Hely hanya bisa bergumam, "Jangan, jangan lakukan ini padaku!" Kakinya digerak-gerakkan dan tangannya tidak bisa berhenti memukuli dada bidang Ze.

Sambil berusaha berontak, Hely terus bergumam diiringi buliran-buliran bening yang menetes. Seluruh tubuhnya yang berlumuran darah seakan tidak sebanding dengan luka hati dan rasa takutnya. Sementara Ze, pria itu semakin bersemangat menggagahi tubuh Hely. Semakin wanita itu ketakutan dan berontak, maka semangatnya untuk terus menyakitinya terus meningkat.

"Lihat saja! Aku akan membuatmu hidup segan mati pun segan," tekad Ze.

Pria itu benar-benar kejam. Sejak awal, ia yang membuat kesalahan dengan menodai Hely, tetapi ia tidak mau disalahkan. Ia justru melimpahkan semua kesalahan pada Hely yang jelas-jelas statusnya di sana sebagai korban dan bersikap seolah ia adalah orang yang paling tersakiti atau istilah kerennya playing victim.

"Buka matamu, Hely!" Ze menampar wajah Hely karena wanita itu terlihat memejamkan matanya, "Buka matamu, bodoh! Atau kau mau merasakan ikat pinggangku lagi?" imbuhnya mengancam sambil mencengkeram dagu Hely.

Meski ia sibuk memarahi Hely, tetapi terus bergerak lincah. Ze sama sekali tidak sadar bahwa selain menikmati rasa sakit Hely, ia juga menikmati tubuh sang istri. Bukan tatapan jijik yang pria itu tunjukkan, tetapi tatapan senang. Tatapan senang itu jelas bisa diartikan bahwa ia menikmati pergelutan panas yang begitu menggelora. Selain itu, tatapan senangnya juga sudah jelas bisa diartikan sebagai pembalasan dendam yang terlampiaskan.

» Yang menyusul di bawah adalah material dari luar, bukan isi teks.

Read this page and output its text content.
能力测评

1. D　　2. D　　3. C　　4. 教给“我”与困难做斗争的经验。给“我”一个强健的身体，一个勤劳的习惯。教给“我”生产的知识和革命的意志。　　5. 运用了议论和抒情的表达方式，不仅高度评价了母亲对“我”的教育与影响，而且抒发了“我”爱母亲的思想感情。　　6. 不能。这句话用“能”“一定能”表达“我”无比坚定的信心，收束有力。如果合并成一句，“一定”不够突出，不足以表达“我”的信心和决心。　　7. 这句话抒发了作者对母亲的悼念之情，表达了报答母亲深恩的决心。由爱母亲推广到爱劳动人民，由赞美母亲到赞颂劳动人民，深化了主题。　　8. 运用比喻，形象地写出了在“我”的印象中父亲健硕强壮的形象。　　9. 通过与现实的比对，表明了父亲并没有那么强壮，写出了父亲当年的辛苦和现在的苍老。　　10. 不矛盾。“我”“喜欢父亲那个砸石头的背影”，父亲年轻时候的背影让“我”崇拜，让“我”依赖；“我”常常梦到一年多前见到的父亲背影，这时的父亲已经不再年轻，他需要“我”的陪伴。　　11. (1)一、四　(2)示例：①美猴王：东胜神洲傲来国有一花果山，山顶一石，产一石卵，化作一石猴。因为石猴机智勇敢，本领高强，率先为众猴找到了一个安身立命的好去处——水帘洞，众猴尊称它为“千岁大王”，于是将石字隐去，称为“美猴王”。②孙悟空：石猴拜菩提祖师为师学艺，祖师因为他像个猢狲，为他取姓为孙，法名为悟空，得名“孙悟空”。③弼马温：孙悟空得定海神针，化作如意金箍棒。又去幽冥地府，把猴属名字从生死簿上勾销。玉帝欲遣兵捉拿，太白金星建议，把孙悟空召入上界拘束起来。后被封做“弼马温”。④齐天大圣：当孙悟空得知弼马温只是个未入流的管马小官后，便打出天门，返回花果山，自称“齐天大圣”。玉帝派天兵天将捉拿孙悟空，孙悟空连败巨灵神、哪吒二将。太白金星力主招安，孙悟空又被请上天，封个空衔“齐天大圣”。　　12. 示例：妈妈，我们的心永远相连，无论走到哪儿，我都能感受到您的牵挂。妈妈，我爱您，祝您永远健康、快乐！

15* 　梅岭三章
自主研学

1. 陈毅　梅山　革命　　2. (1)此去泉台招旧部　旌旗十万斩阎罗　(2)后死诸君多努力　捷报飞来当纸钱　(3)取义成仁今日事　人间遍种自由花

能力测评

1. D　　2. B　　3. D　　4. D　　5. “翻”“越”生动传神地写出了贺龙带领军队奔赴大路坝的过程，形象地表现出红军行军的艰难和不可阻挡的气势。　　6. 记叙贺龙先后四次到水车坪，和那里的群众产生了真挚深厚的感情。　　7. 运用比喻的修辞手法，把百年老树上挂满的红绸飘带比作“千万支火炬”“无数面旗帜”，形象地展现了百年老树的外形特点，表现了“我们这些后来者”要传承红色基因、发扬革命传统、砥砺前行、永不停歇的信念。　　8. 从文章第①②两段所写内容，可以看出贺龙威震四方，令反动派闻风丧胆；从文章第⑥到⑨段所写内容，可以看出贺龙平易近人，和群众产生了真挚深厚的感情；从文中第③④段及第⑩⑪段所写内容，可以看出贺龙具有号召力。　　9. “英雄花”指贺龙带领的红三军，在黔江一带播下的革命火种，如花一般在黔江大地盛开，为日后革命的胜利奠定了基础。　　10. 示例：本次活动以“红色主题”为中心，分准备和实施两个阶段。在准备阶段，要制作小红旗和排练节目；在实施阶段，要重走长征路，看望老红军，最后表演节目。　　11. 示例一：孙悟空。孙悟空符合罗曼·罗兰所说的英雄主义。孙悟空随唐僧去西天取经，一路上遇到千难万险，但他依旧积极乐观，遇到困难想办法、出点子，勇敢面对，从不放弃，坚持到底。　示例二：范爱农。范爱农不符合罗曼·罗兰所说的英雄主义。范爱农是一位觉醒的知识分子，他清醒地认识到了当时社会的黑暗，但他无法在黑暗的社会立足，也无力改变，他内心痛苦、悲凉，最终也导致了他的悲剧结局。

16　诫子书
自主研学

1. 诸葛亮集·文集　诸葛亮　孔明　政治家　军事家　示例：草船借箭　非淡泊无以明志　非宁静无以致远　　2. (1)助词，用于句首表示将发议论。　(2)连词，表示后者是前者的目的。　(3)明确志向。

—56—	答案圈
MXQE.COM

"Tutupi tubuh kotormu itu!" seru Ze setelah selesai.

Pria itu beranjak turun dan memunguti pakaiannya yang berceceran di lantai. Sudut bibirnya naik sebelah dan membatin, "Apa yang terjadi saat ini bukan apa-apa. Aku akan menyiksamu lebih kejam daripada ini." Setelah itu, ia keluar sambil membanting pintu menuju kamarnya.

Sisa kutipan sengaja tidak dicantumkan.